We now ask that question of ourselves.

There are a number of things that Savage Worlds as a core system chooses to model that are important to our setting, so let’s address those first:

 

  • Character growth is flexible and continuous. Point-buy systems are preferable to class-based systems for modeling the idea that people can learn a wide variety of things at any time in life. This sense of having many options to select from is important to the inventive ethos of the Steamscapes world. I like the feeling that there is more out there than your character will ever learn.
  • Heroes (and important villains) are different from other people. Savage Worlds is one of a small set of systems that mechanically distinguishes between the narratively important characters and “everyone else.” In an otherwise historical setting, this helps the players feel a sense of significance. It gives us a reason to follow their story in particular.
  • Sometimes things go crazy. The unpredictability of outcomes in Savage Worlds is useful for supporting the flavor of an alternative historical game. Sometimes readers (and writers) of history have this mistaken perception that events always progress in a logical and reasonable fashion, but more often than we think major events are influenced or decided by random chance. With its Aces and Wild Dice, Savage Worlds offers a model of how that can happen on a smaller scale, and that model then supports a broader perception of history as more chaotic.

Savage Worlds Logo

 

The explosion in the logo? That's the dice.

 

To this list, we add the elements that the Steamscapes setting rules are trying to model:

  • People have specialized knowledge and expertise. The unique Skills that we have added to each Professional Edge are important in modeling the idea that some understanding requires more intense training. Not everyone can have a particular esoteric knowledge, and that helps encourage distinctions between characters. This element exists slightly in conflict with the view that character growth is flexible and continuous, and that is intentional. We want players to feel two pulls in their progression - to learn many things as well as to specialize. We want the choice between those pulls to feel meaningful.
  • Innovation takes time. By building Edge Trees into the more scientific Professions, we model the concept that new ideas do not spring from the brain fully formed. Rather, they develop in progression from other ideas, sometimes quickly but sometimes gradually. This is an element that supports the historical realism of the setting and distinguishes it from more fantastical steampunk settings. Invention is not instant in real life, so it should not be instant in our game.
  • In a stratified society, there is always someone on the bottom. We have gone out of our way - through mechanics, fiction, and plot elements in our free adventures - to show how automatons have been inserted into the social structure of Steamscapes below everyone else.

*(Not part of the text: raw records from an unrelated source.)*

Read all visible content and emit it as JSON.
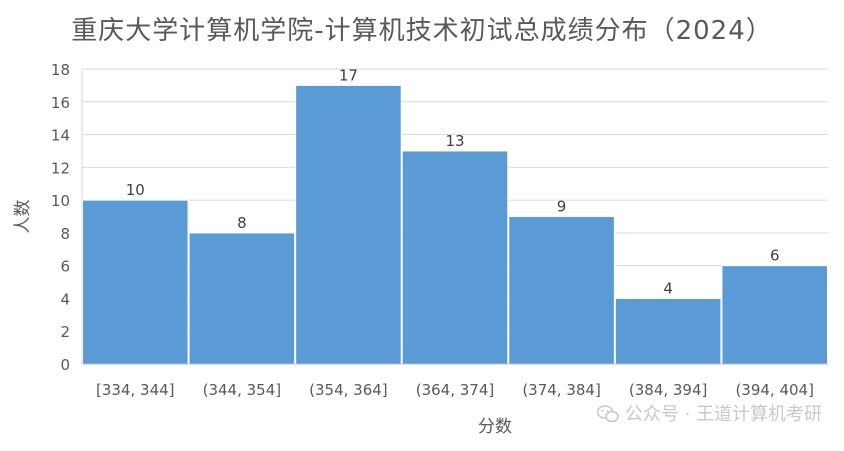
{
  "chart_data": {
    "type": "bar",
    "title": "重庆大学计算机学院-计算机技术初试总成绩分布（2024）",
    "xlabel": "分数",
    "ylabel": "人数",
    "categories": [
      "[334, 344]",
      "(344, 354]",
      "(354, 364]",
      "(364, 374]",
      "(374, 384]",
      "(384, 394]",
      "(394, 404]"
    ],
    "values": [
      10,
      8,
      17,
      13,
      9,
      4,
      6
    ],
    "ylim": [
      0,
      18
    ],
    "yticks": [
      0,
      2,
      4,
      6,
      8,
      10,
      12,
      14,
      16,
      18
    ],
    "grid": true,
    "bar_color": "#5b9bd5",
    "data_labels": true
  },
  "watermark": {
    "text": "公众号 · 王道计算机考研",
    "icon": "wechat-icon"
  }
}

They are the objects of both subtle and overt prejudice, from shunning to insults to outright violence. This is a way to model the racist, classist, and sexist attitudes of the time without making any player feel targeted outside of the game context. Other prejudices still do exist in our setting to varying degrees, and players can certainly include them as much as they are comfortable. However, while other prejudices may be optional, the treatment of automatons is ever-present. We want players to deal with these issues, but we have given them a vehicle for abstraction so that it doesn’t have to be personal.

 

So the next time you are trying to explain why you do or do not like a particular game, consider examining this question. You may find that it reveals more useful information about your own preferences and play style. And if you are preparing to play or design a game, definitely ask yourself this question so that you can approach the process with a strong plan and realistic expectations.